Peter Altmaier: Bilanz nach einem Jahr als Umweltminister

Berlin - Gespräche über Peter Altmaier fangen bisweilen so an: «Er ist ein netter Kerl.» Dann folgt häufig ein «Aber».

Peter Altmaier
Peter Altmaier (c) deutscher bundestag-lichtblick-achim melde
Ein Spitzenpolitiker, der öfter mit dem CDU-Bundesumweltminister zu tun hat, berichtet von ziemlich in die Höhe wachsenden Aktenstapeln auf Altmaiers Schreibtisch, die kaum noch Platz zum Arbeiten ließen. Der Schreibtisch lasse auf die Arbeitsweise schließen: Altmaier agiere chaotisch. In der Unionsfraktion wird betont, dass er einen guten Job mache und anders als sein Vorgänger alle bei der Gestaltung der Energiewende einbinde. Er habe halt eine Sisyphos-Aufgabe übernommen.

Für den Saarländer ist ein Traum in Erfüllung gegangen, als er vor einem Jahr plötzlich den Anruf Angela Merkels erhielt. Er dachte nicht lange nach. Am 16. Mai entließ die Kanzlerin in einem kühlen Auftritt Norbert Röttgen. Offizielle Begründung: Sie traute ihm nach dem Wahldebakel als CDU-Spitzenkandidat in Nordrhein-Westfalen nicht mehr die Durchsetzung der Energiewende zu. Röttgen sitzt jetzt in den hinteren Reihen des Bundestags, er schweigt öffentlich zum Rauswurf. Er hatte nach Fukushima den Atomausstieg bis 2022 vorangetrieben und gegen Widerstände bei Union und FDP die Energiewende ausgerufen.

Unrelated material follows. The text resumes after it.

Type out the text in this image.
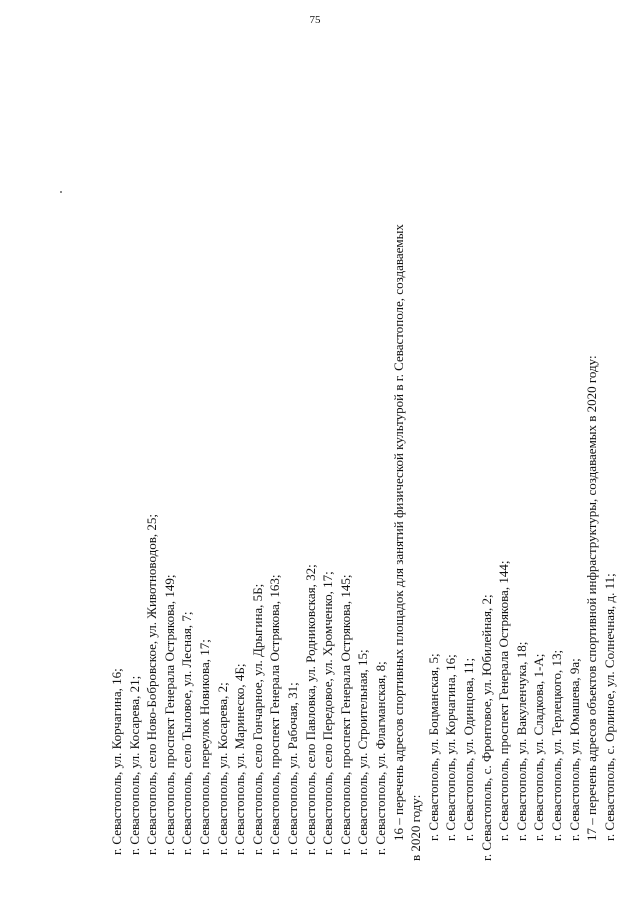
75
г. Севастополь, ул. Корчагина, 16; г. Севастополь, ул. Косарева, 21; г. Севастополь, село Ново-Бобровское, ул. Животноводов, 25; г. Севастополь, проспект Генерала Острякова, 149; г. Севастополь, село Тыловое, ул. Лесная, 7; г. Севастополь, переулок Новикова, 17; г. Севастополь, ул. Косарева, 2; г. Севастополь, ул. Маринеско, 4Б; г. Севастополь, село Гончарное, ул. Дрыгина, 5Б; г. Севастополь, проспект Генерала Острякова, 163; г. Севастополь, ул. Рабочая, 31; г. Севастополь, село Павловка, ул. Родниковская, 32; г. Севастополь, село Передовое, ул. Хромченко, 17; г. Севастополь, проспект Генерала Острякова, 145; г. Севастополь, ул. Строительная, 15; г. Севастополь, ул. Флагманская, 8; 16 – перечень адресов спортивных площадок для занятий физической культурой в г. Севастополе, создаваемых в 2020 году: г. Севастополь, ул. Боцманская, 5; г. Севастополь, ул. Корчагина, 16; г. Севастополь, ул. Одинцова, 11; г. Севастополь, с. Фронтовое, ул. Юбилейная, 2; г. Севастополь, проспект Генерала Острякова, 144; г. Севастополь, ул. Вакуленчука, 18; г. Севастополь, ул. Сладкова, 1-А; г. Севастополь, ул. Терлецкого, 13; г. Севастополь, ул. Юмашева, 9а; 17 – перечень адресов объектов спортивной инфраструктуры, создаваемых в 2020 году: г. Севастополь, с. Орлиное, ул. Солнечная, д. 11;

Nachfolger Altmaier ist ein launiger Hansdampf in allen Gassen. Ein im Berliner Politikbetrieb erfrischend anderer Typ. Allein bei über 50 Neujahrsempfängen hat er in diesem Jahr für die Energiewende geworben. Und in der ZDF-«heute show» preist er sich mit seiner Körperfülle schon mal als Musterbeispiel eines Energiespeichers an. Sein wichtigster Kommunikationskanal ist Twitter, weil dies den direkten Austausch ermögliche. Über 41.000 folgen ihm dort schon.

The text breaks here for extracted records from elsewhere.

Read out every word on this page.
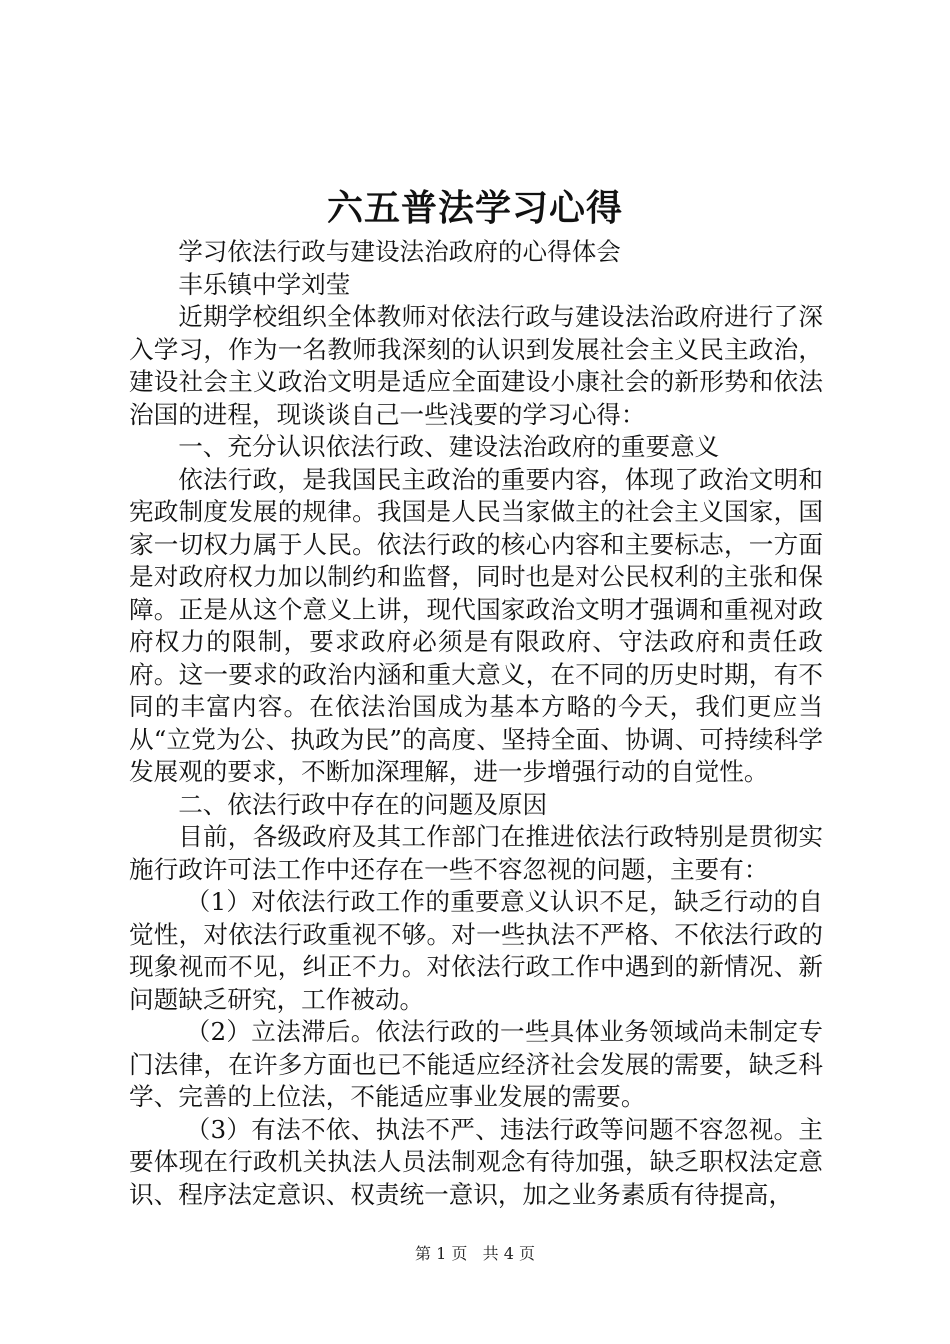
六五普法学习心得

学习依法行政与建设法治政府的心得体会

丰乐镇中学刘莹

近期学校组织全体教师对依法行政与建设法治政府进行了深入学习，作为一名教师我深刻的认识到发展社会主义民主政治，建设社会主义政治文明是适应全面建设小康社会的新形势和依法治国的进程，现谈谈自己一些浅要的学习心得：

一、充分认识依法行政、建设法治政府的重要意义

依法行政，是我国民主政治的重要内容，体现了政治文明和宪政制度发展的规律。我国是人民当家做主的社会主义国家，国家一切权力属于人民。依法行政的核心内容和主要标志，一方面是对政府权力加以制约和监督，同时也是对公民权利的主张和保障。正是从这个意义上讲，现代国家政治文明才强调和重视对政府权力的限制，要求政府必须是有限政府、守法政府和责任政府。这一要求的政治内涵和重大意义，在不同的历史时期，有不同的丰富内容。在依法治国成为基本方略的今天，我们更应当从“立党为公、执政为民”的高度、坚持全面、协调、可持续科学发展观的要求，不断加深理解，进一步增强行动的自觉性。

二、依法行政中存在的问题及原因

目前，各级政府及其工作部门在推进依法行政特别是贯彻实施行政许可法工作中还存在一些不容忽视的问题，主要有：

（1）对依法行政工作的重要意义认识不足，缺乏行动的自觉性，对依法行政重视不够。对一些执法不严格、不依法行政的现象视而不见，纠正不力。对依法行政工作中遇到的新情况、新问题缺乏研究，工作被动。

（2）立法滞后。依法行政的一些具体业务领域尚未制定专门法律，在许多方面也已不能适应经济社会发展的需要，缺乏科学、完善的上位法，不能适应事业发展的需要。

（3）有法不依、执法不严、违法行政等问题不容忽视。主要体现在行政机关执法人员法制观念有待加强，缺乏职权法定意识、程序法定意识、权责统一意识，加之业务素质有待提高，

第 1 页   共 4 页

Die Opposition sieht viel heiße Luft und spricht von einer «miserablen Bilanz». In einer Aktuellen Stunde des Bundestags betonte der SPD-Politiker Ulrich Kelber am Donnerstag: «Netter Typ, bunte Show, praktisch keine Ergebnisse». Grünen-Fraktionsvize Bärbel Höhn warf Altmaier vor: «Die Sache interessiert Sie nicht». Erstmals seit Jahren seien sogar die Kohlendioxid-Emissionen wieder gestiegen.

Besonders ein Projekt des Schnitzelfreundes ist in sich zusammengefallen wie ein Soufflé, in das man sticht. Seine im stillen Kämmerlein entworfene Strompreisbremse wurde nach Widerstand nicht nur von SPD und Grünen vom Bundeskanzleramt lautlos beerdigt. Zum kommunikativen Desaster geriet seine Warnung vor Kosten von bis zu einer Billion Euro bei der Energiewende. Bei Twitter schimpfte Altmaier wüst über eine Studie, die seine Rechnung auseinandernahm.

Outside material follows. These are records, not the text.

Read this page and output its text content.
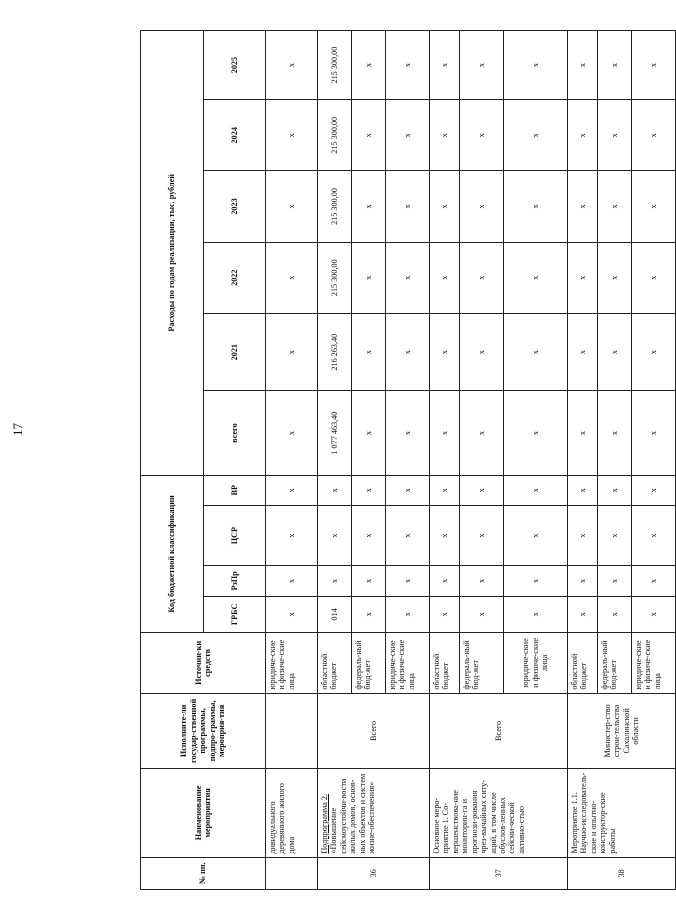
17
№ пп.	Наименование мероприятия	Исполните-ли государ-ственной программы, подпро-граммы, мероприя-тия	Источни-ки средств	Код бюджетной классификации				Расходы по годам реализации, тыс. рублей					
				ГРБС	РзПр	ЦСР	ВР	всего	2021	2022	2023	2024	2025
	дивидуального деревянного жилого дома		юридиче-ские и физиче-ские лица	х	х	х	х	х	х	х	х	х	х
36	Подпрограмма 2. «Повышение сейсмоустойчи-вости жилых домов, основ-ных объектов и систем жизне-обеспечения»	Всего	областной бюджет	014	х	х	х	1 077 463,40	216 263,40	215 300,00	215 300,00	215 300,00	215 300,00
			федераль-ный бюд-жет	х	х	х	х	х	х	х	х	х	х
			юридиче-ские и физиче-ские лица	х	х	х	х	х	х	х	х	х	х
37	Основное меро-приятие 1. Со-вершенствова-ние мониторин-га и прогнози-рования чрез-вычайных ситу-аций, в том числе обуслов-ленных сейсми-ческой активно-стью	Всего	областной бюджет	х	х	х	х	х	х	х	х	х	х
			федераль-ный бюд-жет	х	х	х	х	х	х	х	х	х	х
			юридиче-ские и физиче-ские лица	х	х	х	х	х	х	х	х	х	х
38	Мероприятие 1.1. Научно-исследователь-ские и опытно-конструктор-ские работы	Министер-ство строи-тельства Сахалинской области	областной бюджет	х	х	х	х	х	х	х	х	х	х
			федераль-ный бюд-жет	х	х	х	х	х	х	х	х	х	х
			юридиче-ские и физиче-ские лица	х	х	х	х	х	х	х	х	х	х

Umweltverbände werfen ihm vor, mit Horrorzahlen die Akzeptanz der Energiewende zu gefährden. Eine große Kostenreform bei der Förderung erneuerbarer Energien wurde auf die Zeit nach der Wahl vertagt. Allerdings ist Altmaier auch ein Stück weit machtlos, immer wieder scheitern Vorhaben am Länder-Widerstand. Und dann ist da noch eine regierungsinterne Blockade, die den 54-Jährigen ausbremst. Wirtschaftsminister Philipp Rösler (FDP) will partout keine Reform des CO2-Verschmutzungsrechtehandels - auch wenn der Preisverfall der Emissionsrechte klimaschädlichen Kohlestrom lukrativ macht.

Altmaier hat viele Bälle in die Luft geworfen, aber ein Jongleur mit zu vielen Bällen kann leicht die Kontrolle verlieren. Fast wöchentlich hat er neue Ideen ventiliert. Darunter die bisher nicht vollzogene Gründung eines Clubs der Energiewendestaaten. Oder eine 5-Prozent-Verzinsung für Bürger, die den Netzausbau mitbezahlen. Er selbst listet zum Jubiläum jede Menge Erfolge auf, etwa die Einigung auf eine schnellere Bergung schwach- und mittelradioaktiver Abfälle aus der maroden Asse. Aber auch: «Wir haben eine Frauenausstellung durchgeführt».

Zwei große Baustellen hat er erfolgreich angegangen. Die teure, über den Strompreis zu zahlende Solarförderung wird bei 52.000 Megawatt installierter Leistung auslaufen, je nach Zubau gibt es automatische Förderkürzungen. Das Ausbautempo hat sich verlangsamt. Und er einigte er sich mit den Ländern auf eine bundesweite Suche nach einem Atommüll-Endlager. Es hapert aber noch an Details, das Gesetz dazu ist also noch längst nicht in trockenen Tüchern.

Altmaier würde gerne weitermachen. Doch das ginge wohl nur mit einer Neuauflage von Schwarz-Gelb. Denn in einer großen Koalition dürfte die SPD das in seiner Bedeutung stark gewachsene Ressort beanspruchen - und erst recht die Grünen bei Schwarz-Grün. Er führt seine schwierige Ausgangslage auch auf seine Vorgänger zurück. Auch an Seitenhieben gegen seinen früheren Freund Röttgen spart er nicht - er habe wenig brauchbare Konzepte in den Aktenschränken gefunden.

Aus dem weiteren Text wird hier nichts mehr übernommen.